Saturday, June 20, 2009

Why you need to know a job's LOG_USER when using DBMS_JOB?

Log in as SYS, I executed the following command to change a job's attributes, however, I recieved ORA-23421 error.

sys@MYDB> begin
dbms_job.change(
1001,
what=>'BEGIN DBMS_STATS.gather_database_stats(ESTIMATE_PERCENT => 30, CASCADE=>TRUE, OPTIONS=> ''GATHER STALE'', DEGREE=> 7,METHOD_OPT=>''FOR ALL COLUMNS SIZE 1''); END;',
next_date=> sysdate+1,
interval=> 'trunc(sysdate+1)+1/48'
);
end;
/ 2 3 4 5 6 7 8 9
begin
*
ERROR at line 1:
ORA-23421: job number 1001 is not a job in the job queue
ORA-06512: at "SYS.DBMS_SYS_ERROR", line 86
ORA-06512: at "SYS.DBMS_IJOB", line 529
ORA-06512: at "SYS.DBMS_JOB", line 207
ORA-06512: at "SYS.DBMS_JOB", line 188
ORA-06512: at line 2


Later, I learned that every job has a LOG_USER attribute, which is the login user when the job is submitted.
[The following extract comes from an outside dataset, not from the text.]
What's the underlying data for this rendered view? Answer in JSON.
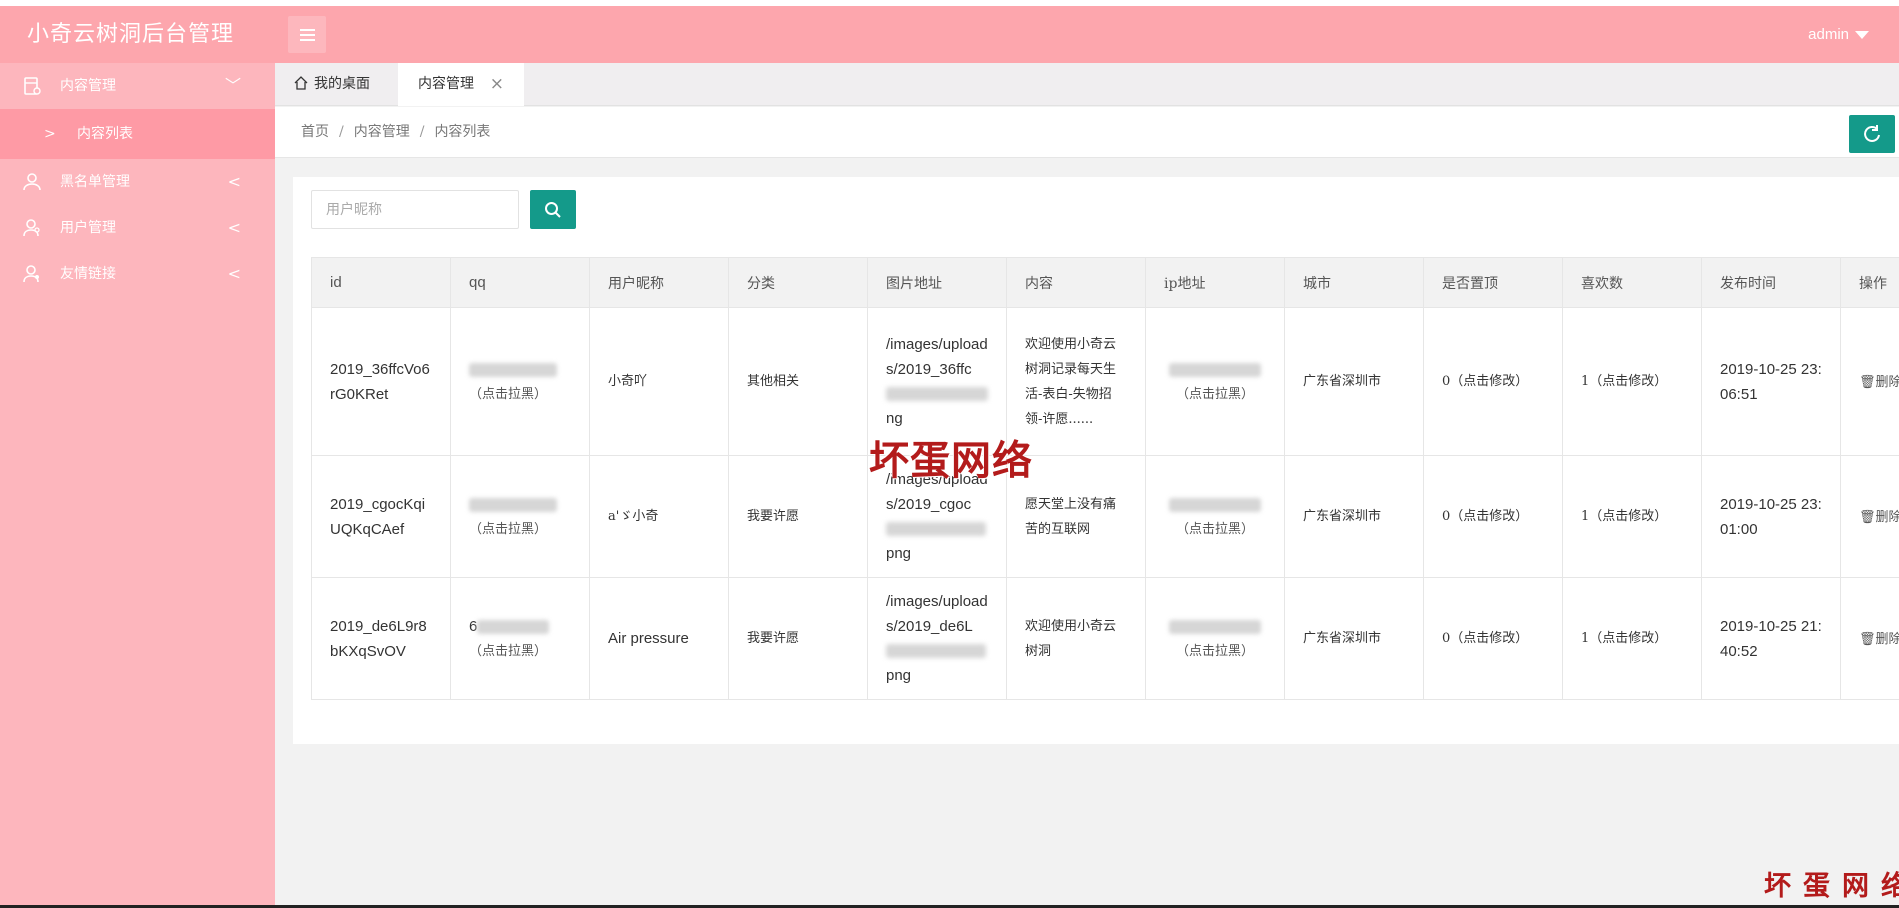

Even SYS can not change other user's job:


sys@MYDB> ho oerr ora 23421
23421, 00000, "job number %s is not a job in the job queue"
// *Cause: There is no job visible to the caller with the given job number.
// *Action: Choose the number of a job visible to the caller.
//

sys@MYDB> select job, log_user from dba_jobs;

JOB LOG_USER
---------- ------------------------------
... ...
1001 OPS$ORACLE


After log in as OPS$ORACLE, the above statement got executed successfully.